Liver and biliary tract disorders:
frequency unknown: hepatitis (non-infectious), acute liver failure.
Skin and subcutaneous tissue disorders:
frequency unknown: maculopapular erythematous or exfoliative rash, urticaria, pruritus, angioedema, bullous dermatitis (erythema multiforme, Stevens-Johnson syndrome, toxic epidermal necrolysis), acute generalized exanthematous pustulosis, drug hypersensitivity syndrome, drug rash with eosinophilia and systemic manifestations (DRESS-syndrome), eczema, flat ringworm.
Musculoskeletal and connective tissue disorders:
frequency unknown: arthralgia (joint pain), arthritis, myalgia.
Kidney and urinary tract disorders:
frequency unknown: glomerulonephritis.
Genital and breast disorders:
frequency unknown: gynecomastia.
General disorders and disorders at the injection site:
frequency unknown: fever.
Laboratory and instrumental data:
the frequency is unknown: deviation from the norm of laboratory parameters of the functional state of the liver, increased creatinine concentration in the blood.
Interaction
Medications that are associated with a risk of bleeding
There is an increased risk of bleeding due to their potential additive effect with clopidogrel. Concomitant use of medications with clopidogrel that are associated with a risk of bleeding should be carried out with caution.
Warfarin
Although clopidogrel 75 mg / day did not alter the pharmacokinetics of warfarin (a substrate of the CYP2C9 isoenzyme) or INR in patients receiving long-term warfarin treatment, concomitant use of clopidogrel increases the risk of bleeding due to its independent additional effect on blood clotting. Therefore, caution should be exercised when taking warfarin and clopidogrel at the same time.
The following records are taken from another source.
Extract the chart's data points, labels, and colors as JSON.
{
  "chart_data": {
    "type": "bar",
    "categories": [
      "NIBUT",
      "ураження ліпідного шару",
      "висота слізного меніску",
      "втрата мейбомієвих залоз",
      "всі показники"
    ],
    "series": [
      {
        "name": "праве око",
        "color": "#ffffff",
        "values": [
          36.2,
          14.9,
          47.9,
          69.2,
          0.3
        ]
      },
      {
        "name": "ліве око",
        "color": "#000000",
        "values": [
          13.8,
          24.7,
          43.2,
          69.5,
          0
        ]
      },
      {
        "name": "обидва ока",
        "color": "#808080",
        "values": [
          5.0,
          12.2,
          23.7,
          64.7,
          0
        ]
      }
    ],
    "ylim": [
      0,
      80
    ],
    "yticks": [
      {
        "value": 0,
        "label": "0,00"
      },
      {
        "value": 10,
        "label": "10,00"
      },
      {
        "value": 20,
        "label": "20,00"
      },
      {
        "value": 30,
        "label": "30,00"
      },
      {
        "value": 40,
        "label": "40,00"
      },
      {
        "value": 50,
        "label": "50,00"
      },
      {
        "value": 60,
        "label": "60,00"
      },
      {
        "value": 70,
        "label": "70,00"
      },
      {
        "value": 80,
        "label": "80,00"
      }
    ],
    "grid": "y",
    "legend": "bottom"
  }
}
IIb/IIIa receptor blockers
Due to the possible pharmacodynamic interaction between clopidogrel and IIb/IIIa receptor blockers, their combined use requires caution, especially in patients with an increased risk of bleeding (due to injuries and surgical interventions or other pathological conditions) (see the section “Special Instructions”).
ASK
ASA does not alter the ADP-induced platelet aggregation inhibitory effect of clopidogrel, but clopidogrel potentiates the effect of ASA on collagen-induced platelet aggregation. However, concomitant use of ASA 500 mg twice daily for one day with clopidogrel did not significantly increase the bleeding time caused by clopidogrel. Since there may be a pharmacodynamic interaction between clopidogrel and ASA, which leads to an increased risk of bleeding, caution should be exercised when using them simultaneously. However, in clinical trials, patients received combination therapy with clopidogrel and ASA (75-325 mg once daily) for up to one year.
Heparin
According to a clinical study conducted in healthy subjects, clopidogrel did not require a change in the dose of heparin and did not change its anticoagulant effect. Concomitant use of heparin did not alter the antiplatelet effect of clopidogrel. There may be a pharmacodynamic interaction between clopidogrel and heparin, which may increase the risk of bleeding, so the simultaneous use of clopidogrel and heparin requires caution.
Thrombolytics
The safety of co-use of clopidogrel, fibrin-specific or fibrin-non-specific thrombolytics, and heparin has been studied in patients with acute myocardial infarction. The frequency of clinically significant bleeding was similar to that observed in the case of combined use of thrombolytics and heparin with ASA.
NSAIDs
In a clinical study conducted in healthy volunteers, the combined use of clopidogrel and naproxen increased hidden blood loss through the gastrointestinal tract. However, due to the lack of studies on the interaction of clopidogrel with other NSAIDs, it is currently unknown whether there is an increased risk of gastrointestinal bleeding when taking clopidogrel together with other NSAIDs. Therefore, the use of NSAIDs, including COX-2 inhibitors, in combination with clopidogrel should be carried out with caution (see the section “Special instructions”).
SSRIs
Since SSRIs interfere with platelet activation and increase the risk of bleeding, concomitant use of SSRIs with clopidogrel should be carried out with caution.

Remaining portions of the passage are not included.